ST. LOUIS — Surgeries at St. Louis' Veterans Affairs medical center could resume next week after being abruptly halted over contamination concerns tied to stains and water spots found on some operating-room equipment, the center's director said Friday.
RimaAnn Nelson announced the shutdown Thursday at the John Cochran VA Medical Center, saying a regular inspection uncovered spots on surgical trays and water stains on at least one surgical instrument before any surgeries were performed the previous day.
Nelson said hospital officials on Friday continued to inspect and test the surgical unit's processes and equipment, canceling 35 non-emergency or elective surgical procedures. As of Friday afternoon, nine patients were to have their surgical procedures performed at local community hospitals at the VA medical center's expense.
Surgeries will remain halted "until we are confident that there are no problems with our processes or equipment," Nelson said in a statement. The hope is that surgeries can resume early next week.
The revelation of possible contamination drew furor from some federal lawmakers still unsettled about a sterilization scare that surfaced at the center just months earlier and the nagging shutdown since 2007 of major surgeries at a southern Illinois VA, part of the same regional VA network that includes the St. Louis site.
Last year, the VA notified 1,812 veterans who were treated at the St. Louis center's dental clinic from Feb. 1, 2009, through March 11, 2010, that they might have been exposed to HIV, hepatitis B and hepatitis C because of improperly sterilized dental equipment. They were urged to be tested for the diseases.

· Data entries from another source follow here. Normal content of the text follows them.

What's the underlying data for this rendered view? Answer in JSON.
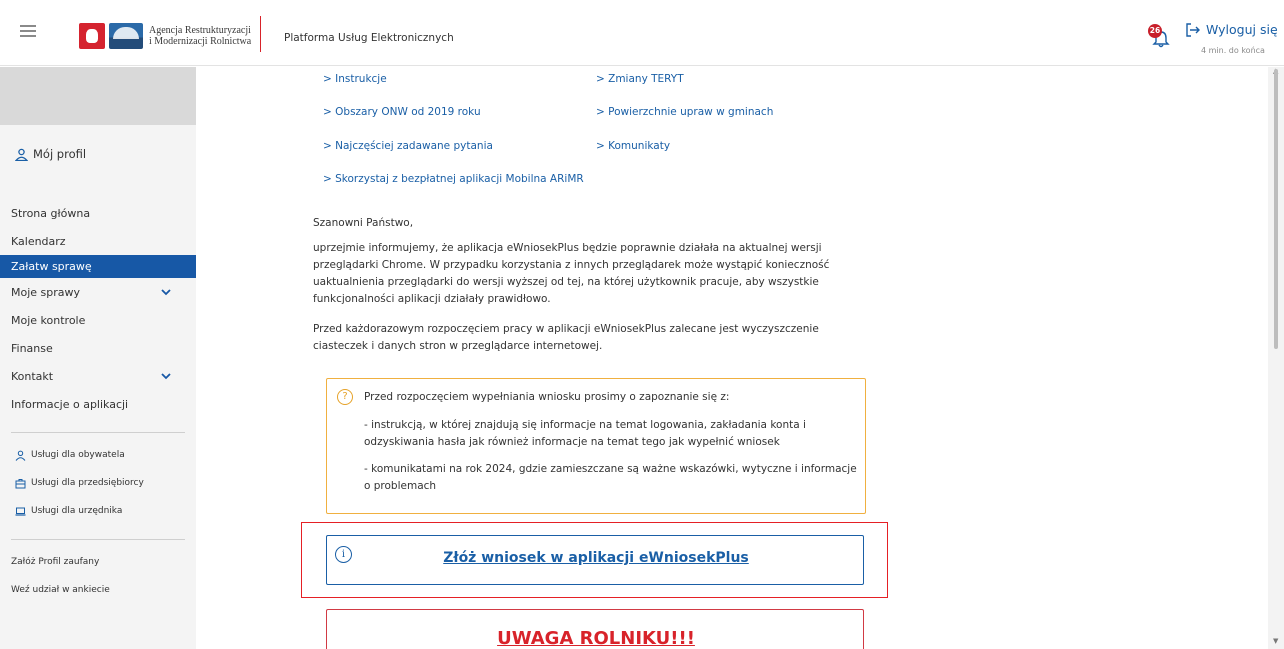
{
  "header": {
    "agency_line1": "Agencja Restrukturyzacji",
    "agency_line2": "i Modernizacji Rolnictwa",
    "platform_title": "Platforma Usług Elektronicznych",
    "notification_count": "26",
    "logout_label": "Wyloguj się",
    "session_timer": "4 min. do końca"
  },
  "sidebar": {
    "profile_label": "Mój profil",
    "nav": [
      {
        "label": "Strona główna"
      },
      {
        "label": "Kalendarz"
      },
      {
        "label": "Załatw sprawę",
        "active": true
      },
      {
        "label": "Moje sprawy",
        "expandable": true
      },
      {
        "label": "Moje kontrole"
      },
      {
        "label": "Finanse"
      },
      {
        "label": "Kontakt",
        "expandable": true
      },
      {
        "label": "Informacje o aplikacji"
      }
    ],
    "services": [
      {
        "label": "Usługi dla obywatela",
        "icon": "person-icon"
      },
      {
        "label": "Usługi dla przedsiębiorcy",
        "icon": "briefcase-icon"
      },
      {
        "label": "Usługi dla urzędnika",
        "icon": "laptop-icon"
      }
    ],
    "links": [
      {
        "label": "Załóż Profil zaufany"
      },
      {
        "label": "Weź udział w ankiecie"
      }
    ]
  },
  "main": {
    "quick_links": [
      "> Instrukcje",
      "> Zmiany TERYT",
      "> Obszary ONW od 2019 roku",
      "> Powierzchnie upraw w gminach",
      "> Najczęściej zadawane pytania",
      "> Komunikaty",
      "> Skorzystaj z bezpłatnej aplikacji Mobilna ARiMR"
    ],
    "greeting": "Szanowni Państwo,",
    "para1": "uprzejmie informujemy, że aplikacja eWniosekPlus będzie poprawnie działała na aktualnej wersji przeglądarki Chrome. W przypadku korzystania z innych przeglądarek może wystąpić konieczność uaktualnienia przeglądarki do wersji wyższej od tej, na której użytkownik pracuje, aby wszystkie funkcjonalności aplikacji działały prawidłowo.",
    "para2": "Przed każdorazowym rozpoczęciem pracy w aplikacji eWniosekPlus zalecane jest wyczyszczenie ciasteczek i danych stron w przeglądarce internetowej.",
    "info_box": {
      "heading": "Przed rozpoczęciem wypełniania wniosku prosimy o zapoznanie się z:",
      "item1": "- instrukcją, w której znajdują się informacje na temat logowania, zakładania konta i odzyskiwania hasła jak również informacje na temat tego jak wypełnić wniosek",
      "item2": "- komunikatami na rok 2024, gdzie zamieszczane są ważne wskazówki, wytyczne i informacje o problemach"
    },
    "cta_label": "Złóż wniosek w aplikacji eWniosekPlus",
    "warning_label": "UWAGA ROLNIKU!!!"
  },
  "colors": {
    "brand_blue": "#1758a6",
    "link_blue": "#1a5fa6",
    "highlight_red": "#e52025",
    "info_orange": "#f0b040"
  }
}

The VA announced in July that of 1,022 veterans who were tested and told of the results following the alert, two tested positive for hepatitis B and two for hepatitis C. The agency later said no known cases of disease were linked to the sterilization problem.
St. Louis VA medical facilities provide services for veterans in Missouri and Illinois.

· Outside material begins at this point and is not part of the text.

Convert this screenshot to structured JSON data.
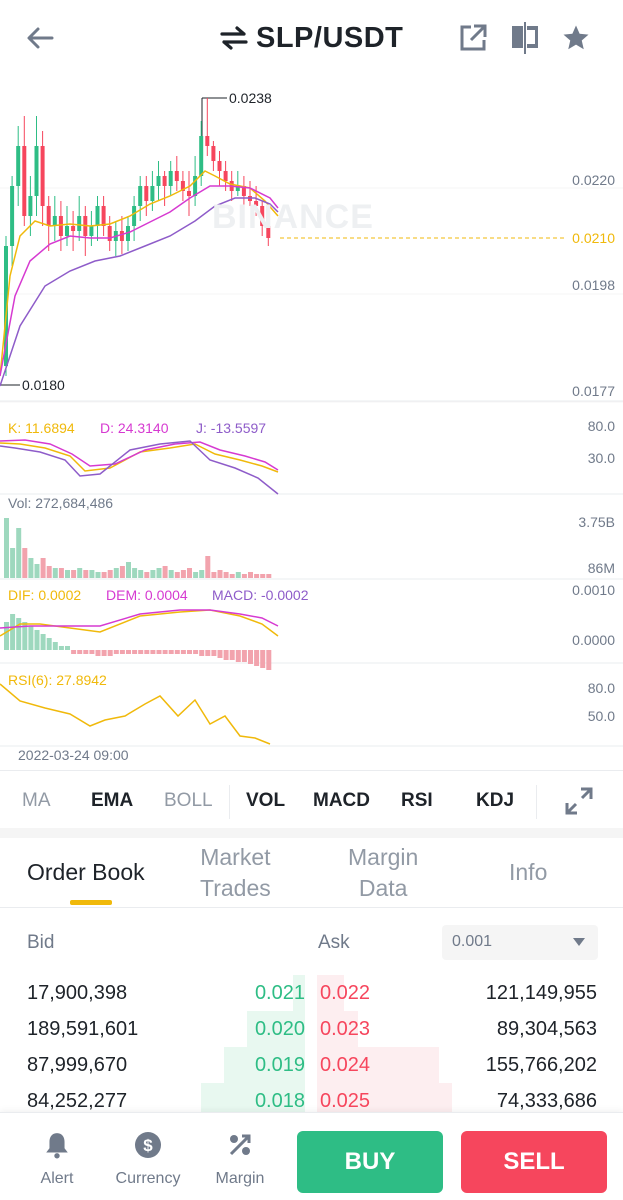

"How many times does something have to happen before they fix this facility?" said U.S. Rep. Russ Carnahan, a St. Louis Democrat newly appointed to the House Committee on Veterans Affairs, which held hearings on the dental situation at the St. Louis center last summer.

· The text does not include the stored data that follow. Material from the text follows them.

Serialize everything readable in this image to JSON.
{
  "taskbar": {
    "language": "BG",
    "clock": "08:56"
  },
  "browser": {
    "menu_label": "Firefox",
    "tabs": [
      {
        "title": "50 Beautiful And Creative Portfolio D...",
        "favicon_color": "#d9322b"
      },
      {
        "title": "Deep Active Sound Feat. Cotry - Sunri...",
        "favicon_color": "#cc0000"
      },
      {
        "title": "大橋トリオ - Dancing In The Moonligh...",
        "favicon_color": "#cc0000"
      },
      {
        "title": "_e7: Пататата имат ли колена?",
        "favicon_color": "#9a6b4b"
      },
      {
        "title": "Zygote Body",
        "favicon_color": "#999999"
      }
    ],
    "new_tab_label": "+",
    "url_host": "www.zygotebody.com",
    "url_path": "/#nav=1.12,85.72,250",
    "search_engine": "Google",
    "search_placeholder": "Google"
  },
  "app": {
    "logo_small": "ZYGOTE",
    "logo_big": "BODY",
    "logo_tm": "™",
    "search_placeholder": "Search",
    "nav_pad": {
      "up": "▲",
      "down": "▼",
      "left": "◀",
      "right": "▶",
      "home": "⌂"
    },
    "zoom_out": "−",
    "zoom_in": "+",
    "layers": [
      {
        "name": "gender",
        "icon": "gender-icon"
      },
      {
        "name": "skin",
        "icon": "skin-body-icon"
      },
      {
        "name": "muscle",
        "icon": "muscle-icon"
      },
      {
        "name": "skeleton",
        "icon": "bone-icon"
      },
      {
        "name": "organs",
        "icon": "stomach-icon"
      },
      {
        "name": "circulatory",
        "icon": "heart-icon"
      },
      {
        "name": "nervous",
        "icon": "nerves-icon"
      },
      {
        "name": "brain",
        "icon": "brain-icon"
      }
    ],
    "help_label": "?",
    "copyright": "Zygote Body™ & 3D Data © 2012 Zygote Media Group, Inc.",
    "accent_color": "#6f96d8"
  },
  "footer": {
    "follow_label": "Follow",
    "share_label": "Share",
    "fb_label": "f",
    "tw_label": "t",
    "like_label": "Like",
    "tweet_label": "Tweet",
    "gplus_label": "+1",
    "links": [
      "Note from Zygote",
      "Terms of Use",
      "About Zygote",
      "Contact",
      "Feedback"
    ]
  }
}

"Clearly the problems there go well beyond one department," Carnahan said, adding that "a full, top-to-bottom, independent review" of the St. Louis VA "needs to happen and it needs to happen now. The health and safety of our veterans is too important to wait."
Jim Strickland, a blogging VA watchdog and Army veteran who spent much of his adult life as a surgical technician, called the latest issues involving the St. Louis center "disgusting," saying news of contamination worries reflects a breach of "one of the most important jobs in the hospital."
"Is a water spot a dangerous thing in and of itself? Probably not. Is it an indicator there's a problem? Yes," said Strickland, the editor of VAWatchdogToday.org, saying water spots are anything but innocuous in an era when antibiotic-resistant bacteria strains known as "superbugs" draw ever-increasing notoriety.
"There are fundamentals that haven't changed, and cleaning surgical instruments is one of them. It's just not that hard," said Strickland, 62, of Bloomingdale, Ga. "When you know you're being scrutinized under a microscope, why in the world would you allow this to happen again unless you have no control over your department. It's phenomenal to me, breathtaking."
The St. Louis surgical shutdown is just the latest for the VA regionally. The VA medical center in southern Illinois' Marion has been under intense scrutiny since August 2007, when a surgeon resigned three days after a patient bled to death following gallbladder surgery. All inpatient surgeries were suspended there within a month, and the site's director, chief of staff, surgical chief and anesthesiologist were moved to other positions, placed on leave or quit.
Investigators later found at least nine deaths between October 2006 and March 2007 resulted from substandard care, and another 10 patients died after receiving questionable care that complicated their health.
It remains unclear when major surgeries at the Marion VA might resume.